As a course, Oldmoney was grounded in a commitment to fostering learning in which students construct knowledge for themselves. Since Oldmoney was an ongoing scholarly project as well as a course, I focused on discovery-based learning or constructivist learning techniques that encourage students to build intellectual structures and discoveries for themselves. Oldmoney was a hybrid course by design, combining extensive use of an electronic database to give students virtual access to the entire collection with to work on a smaller number of actual physical pieces. Students worked collaboratively to identify and catalogue coins that had not been previously studied; they used the collection to analyze aspects of current numismatic research; and they prepared virtual museum exhibits to organize and present the coins on which they had worked.
Using a generous grant from the Robert Lehman Foundation, I prepared a digital project that combines students' analytical work from a class on ancient numismatics with a searchable scholarly catalogue of the entire collection. The scholarly portion of the Oldmoney project is a relational database that captures relevant metadata (based on the DublinCore standard), identifies the coins in standard scholarly resources, describes them in detail in accordance with numismatic practice, and offers images of every piece. Although it follows the traditional criteria of numismatic catalogues, the primary value of the project is not as a "flat" listing of the coins in the FLLAC. Rather it is a searchable catalogue of the collection that enables users not just to browse or look for individual pieces but to easily construct complex subsets of the collection.
The Student Response
In the end, Oldmoney improved the students' conceptual learning, gave them first hand experience in the rigorous processes of intellectual activity with no safety net, and allowed them to experience the wonder and thrill of the discovery of new information about the past.
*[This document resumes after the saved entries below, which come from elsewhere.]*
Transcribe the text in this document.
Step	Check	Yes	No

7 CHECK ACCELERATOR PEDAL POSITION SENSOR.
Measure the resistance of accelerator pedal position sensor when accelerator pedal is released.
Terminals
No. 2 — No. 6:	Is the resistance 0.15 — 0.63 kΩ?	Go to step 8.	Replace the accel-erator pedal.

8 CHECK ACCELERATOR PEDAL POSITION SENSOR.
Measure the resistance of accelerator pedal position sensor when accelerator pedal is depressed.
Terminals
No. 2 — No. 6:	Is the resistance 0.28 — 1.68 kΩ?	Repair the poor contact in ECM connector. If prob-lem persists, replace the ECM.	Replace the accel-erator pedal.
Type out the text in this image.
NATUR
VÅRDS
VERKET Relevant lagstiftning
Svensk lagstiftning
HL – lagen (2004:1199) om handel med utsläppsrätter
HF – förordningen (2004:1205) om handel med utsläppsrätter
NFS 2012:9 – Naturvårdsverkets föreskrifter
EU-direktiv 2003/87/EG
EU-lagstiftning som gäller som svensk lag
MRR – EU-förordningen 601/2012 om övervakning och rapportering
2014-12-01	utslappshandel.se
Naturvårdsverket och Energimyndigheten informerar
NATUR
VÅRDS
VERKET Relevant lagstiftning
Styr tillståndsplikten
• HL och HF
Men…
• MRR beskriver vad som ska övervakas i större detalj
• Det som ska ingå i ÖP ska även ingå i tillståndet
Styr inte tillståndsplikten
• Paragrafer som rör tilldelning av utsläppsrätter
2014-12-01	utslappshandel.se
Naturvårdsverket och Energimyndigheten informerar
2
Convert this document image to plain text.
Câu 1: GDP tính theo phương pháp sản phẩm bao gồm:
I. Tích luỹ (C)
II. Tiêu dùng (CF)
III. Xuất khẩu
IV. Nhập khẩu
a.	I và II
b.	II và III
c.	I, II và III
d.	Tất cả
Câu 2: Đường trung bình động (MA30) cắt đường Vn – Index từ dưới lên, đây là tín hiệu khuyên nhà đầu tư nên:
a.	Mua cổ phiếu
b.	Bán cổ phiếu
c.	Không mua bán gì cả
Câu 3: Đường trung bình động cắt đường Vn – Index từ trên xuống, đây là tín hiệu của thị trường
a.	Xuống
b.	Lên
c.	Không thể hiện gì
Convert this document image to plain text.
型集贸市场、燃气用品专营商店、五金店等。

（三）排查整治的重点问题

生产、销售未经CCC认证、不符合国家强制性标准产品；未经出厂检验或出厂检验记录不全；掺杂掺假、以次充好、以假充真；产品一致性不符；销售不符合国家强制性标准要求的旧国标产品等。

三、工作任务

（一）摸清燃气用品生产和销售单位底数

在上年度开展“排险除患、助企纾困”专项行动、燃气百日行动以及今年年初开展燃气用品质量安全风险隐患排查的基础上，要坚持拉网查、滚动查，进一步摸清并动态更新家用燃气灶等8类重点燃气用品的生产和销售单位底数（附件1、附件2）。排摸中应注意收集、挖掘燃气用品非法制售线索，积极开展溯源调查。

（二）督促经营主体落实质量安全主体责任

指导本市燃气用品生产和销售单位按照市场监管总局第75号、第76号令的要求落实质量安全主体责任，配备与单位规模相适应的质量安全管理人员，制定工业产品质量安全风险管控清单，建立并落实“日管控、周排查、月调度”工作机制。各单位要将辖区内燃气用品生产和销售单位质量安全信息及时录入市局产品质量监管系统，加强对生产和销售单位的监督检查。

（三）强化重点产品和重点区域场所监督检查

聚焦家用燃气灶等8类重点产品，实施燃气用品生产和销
The student response was positive, and mostly focused on the increased (virtual) access to the entire collection. From their standpoint, the increased search functionality was not apparent because they had not worked with numismatic literature before. Accessibility through new resources to a broader range of disciplinary materials is certainly a general benefit of new technologies equal to that of increased/changed functionality.
We had to build the technical skills for students to participate in building their own exhibits; we had to think both about what a museum exhibit is and about how the "virtual" environment might affect the exhibits for this course; and we had to practice working with a large body of evidence rather than a small discrete set.I would also point to the challenge of assessing student work in new media. The need to construct interactions with students in assessable ways permeates every aspect of teaching, and the problems of successfully evaluating and grading student work in new media has caused significant resistance in Humanities faculty to adopting new media requirements in class. The assessment of student multimedia work is an area where I continue to work toward successful practices, without sacrificing my commitment to assigning meaningful work in new media."
I am much more interested in the disciplinary and pedagogical questions raised by new (technical) information resources and by the rate of change of technical resources than in technology per se. To this end, I am teaching a seminar next semester for Classics and Media Studies, "Ancient Societies New Media: The History and Historiography of Antiquity in the Digital Age." This course examines the use of new technologies and new media to study the history of Classical antiquity in order to better understand both the changing craft of the historian (what it means to "do history" today) and the particular contribution that new technologies are making to our knowledge and understanding of the ancient world.